Because companies have always run on world models. They just usually are implicit in some executive’s mind. Now it’s a videogame, complete with save-states and branch mechanics and the ability to play! Hopefully we can do this for every organisation.

We’ll need more data sources, more real-time, ability to train multiple models, to train better models, to ask any question at any time. All of these are essential, and all will make it better. Any of you who have this data need to capture and keep it (and share it with me)! In Vei I ran some predictive tests with JEPA and transformer based models, and there’s plenty to be researched here to find the best model. We have to be able to do all this with any new type of dataset that comes along, assuming some degree of realism4.

We dreamt of building “flight simulators” for management. But actual flight is much easier, seeing as it’s all understandable physics.
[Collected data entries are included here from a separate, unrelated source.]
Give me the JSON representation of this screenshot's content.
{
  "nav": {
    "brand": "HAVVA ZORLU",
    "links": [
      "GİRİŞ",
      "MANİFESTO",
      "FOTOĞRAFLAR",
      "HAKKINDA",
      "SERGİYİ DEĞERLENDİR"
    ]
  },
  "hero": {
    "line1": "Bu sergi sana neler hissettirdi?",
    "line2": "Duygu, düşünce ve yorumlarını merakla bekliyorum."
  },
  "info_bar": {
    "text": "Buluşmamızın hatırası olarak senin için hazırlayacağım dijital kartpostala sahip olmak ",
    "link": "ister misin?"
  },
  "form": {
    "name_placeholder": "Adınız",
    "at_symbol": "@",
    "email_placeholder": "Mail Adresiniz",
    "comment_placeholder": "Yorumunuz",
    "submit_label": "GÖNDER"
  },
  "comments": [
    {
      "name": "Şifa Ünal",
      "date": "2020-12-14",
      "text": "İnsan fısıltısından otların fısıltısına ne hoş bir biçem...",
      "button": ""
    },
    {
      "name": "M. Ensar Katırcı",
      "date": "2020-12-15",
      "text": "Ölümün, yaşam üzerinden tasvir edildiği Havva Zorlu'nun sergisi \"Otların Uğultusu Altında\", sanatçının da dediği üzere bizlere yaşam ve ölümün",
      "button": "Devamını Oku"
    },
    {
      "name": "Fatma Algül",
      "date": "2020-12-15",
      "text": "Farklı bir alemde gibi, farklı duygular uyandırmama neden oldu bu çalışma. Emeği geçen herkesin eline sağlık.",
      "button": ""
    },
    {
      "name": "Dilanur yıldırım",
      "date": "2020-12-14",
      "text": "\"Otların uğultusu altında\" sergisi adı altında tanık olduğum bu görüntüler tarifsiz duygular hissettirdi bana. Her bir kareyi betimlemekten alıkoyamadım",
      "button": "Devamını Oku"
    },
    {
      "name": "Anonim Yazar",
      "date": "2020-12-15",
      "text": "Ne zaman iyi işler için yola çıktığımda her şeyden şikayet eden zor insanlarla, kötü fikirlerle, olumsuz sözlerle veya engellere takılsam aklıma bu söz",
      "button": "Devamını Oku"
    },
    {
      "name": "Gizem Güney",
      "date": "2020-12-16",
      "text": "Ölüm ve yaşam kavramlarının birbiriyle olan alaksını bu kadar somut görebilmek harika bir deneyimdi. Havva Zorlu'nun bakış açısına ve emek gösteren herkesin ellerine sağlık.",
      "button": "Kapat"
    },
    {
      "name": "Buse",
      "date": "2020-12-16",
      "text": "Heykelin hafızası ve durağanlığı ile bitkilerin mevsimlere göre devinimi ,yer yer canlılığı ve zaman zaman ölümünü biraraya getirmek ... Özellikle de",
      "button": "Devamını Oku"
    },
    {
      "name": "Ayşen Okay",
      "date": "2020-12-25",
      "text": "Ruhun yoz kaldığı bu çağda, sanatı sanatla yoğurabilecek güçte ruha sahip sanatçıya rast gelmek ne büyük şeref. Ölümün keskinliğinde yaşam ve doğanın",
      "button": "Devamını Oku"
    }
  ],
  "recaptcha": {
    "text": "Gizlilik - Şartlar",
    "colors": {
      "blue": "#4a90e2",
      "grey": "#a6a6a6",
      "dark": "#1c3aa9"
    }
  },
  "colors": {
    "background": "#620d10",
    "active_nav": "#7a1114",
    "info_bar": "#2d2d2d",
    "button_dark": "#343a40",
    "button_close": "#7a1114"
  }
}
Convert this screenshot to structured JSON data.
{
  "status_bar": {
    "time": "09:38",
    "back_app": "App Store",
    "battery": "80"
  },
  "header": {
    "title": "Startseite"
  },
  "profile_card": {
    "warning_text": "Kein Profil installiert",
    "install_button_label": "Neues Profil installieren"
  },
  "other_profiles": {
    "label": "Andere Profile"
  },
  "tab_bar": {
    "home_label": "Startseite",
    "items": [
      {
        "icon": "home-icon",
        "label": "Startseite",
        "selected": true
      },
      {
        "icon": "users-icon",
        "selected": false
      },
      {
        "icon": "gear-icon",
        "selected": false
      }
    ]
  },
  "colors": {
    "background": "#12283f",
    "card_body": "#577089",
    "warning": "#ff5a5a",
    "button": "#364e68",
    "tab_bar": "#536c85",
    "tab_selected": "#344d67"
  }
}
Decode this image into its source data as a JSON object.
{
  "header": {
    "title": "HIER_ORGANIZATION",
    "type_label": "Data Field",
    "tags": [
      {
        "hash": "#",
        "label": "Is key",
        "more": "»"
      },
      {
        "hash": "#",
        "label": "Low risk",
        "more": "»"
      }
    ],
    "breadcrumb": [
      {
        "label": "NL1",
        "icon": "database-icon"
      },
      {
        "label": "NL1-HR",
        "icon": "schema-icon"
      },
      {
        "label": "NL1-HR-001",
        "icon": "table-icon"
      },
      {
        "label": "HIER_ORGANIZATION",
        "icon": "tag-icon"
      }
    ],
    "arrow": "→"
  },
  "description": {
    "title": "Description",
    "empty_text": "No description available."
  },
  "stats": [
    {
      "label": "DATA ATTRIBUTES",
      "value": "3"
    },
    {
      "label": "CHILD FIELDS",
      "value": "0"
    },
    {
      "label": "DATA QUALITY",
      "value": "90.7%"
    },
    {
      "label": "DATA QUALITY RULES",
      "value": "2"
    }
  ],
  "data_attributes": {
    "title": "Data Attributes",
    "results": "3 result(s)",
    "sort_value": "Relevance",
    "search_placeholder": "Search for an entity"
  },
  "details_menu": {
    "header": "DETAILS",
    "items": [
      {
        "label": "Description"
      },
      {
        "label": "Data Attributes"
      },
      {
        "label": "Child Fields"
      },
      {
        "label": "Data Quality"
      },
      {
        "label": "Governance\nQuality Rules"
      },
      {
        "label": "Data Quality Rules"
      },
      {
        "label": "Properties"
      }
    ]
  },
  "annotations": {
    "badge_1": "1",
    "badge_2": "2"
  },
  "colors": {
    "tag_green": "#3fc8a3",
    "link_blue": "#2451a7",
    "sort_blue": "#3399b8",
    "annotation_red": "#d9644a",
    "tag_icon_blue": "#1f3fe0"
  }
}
For organisations, this get more complex! The constituent parts have free will, and they all react to each other. Very annoying, but now we can start to handle that.

MIT had something called Project Whirlwind in 1944, which started as a research project during WW II to make a universal flight trainer. Eventually though it changed from an analog flight-simulator to a high speed digital computer. I feel that’s analogous to where we’ve ended up as well.

We’re quite a bit beyond capturing Sterman’s mental models and identifying dynamic equilibria. We can extrapolate any patterns from the infinite tapestry of data that every collective action produces. Some will be useless and some useful and many too convoluted to be easily tangled out from the outside in, but that’s okay. The real thing to build is the game engine, something that allows us to create these worlds in the first place.

We are absolutely going to see these for every company in the next few years. Folks are already starting to talk about this. It’s time to build!

1

We started thinking about this with Jay Forrester’s work, to analyse feedback systems and how complex organisations actually worked.

2

This fact that this dataset exists is a bit like finding steel pre 1945, unsullied by radiation, so I’ve been loving how much I can use it for research. For instance, I used it to see how well AI agents could respond to emails, like humans, in llmenron.

3

Like if we chose a branch point on Dec 15th 2000, we can see Tim Belden’s desk get a preservation order tied to the Califronia power crisis. That was a major event!

4

I tried with a couple startups’ data, and a few more simulated ones, and at this alpha stage it still works.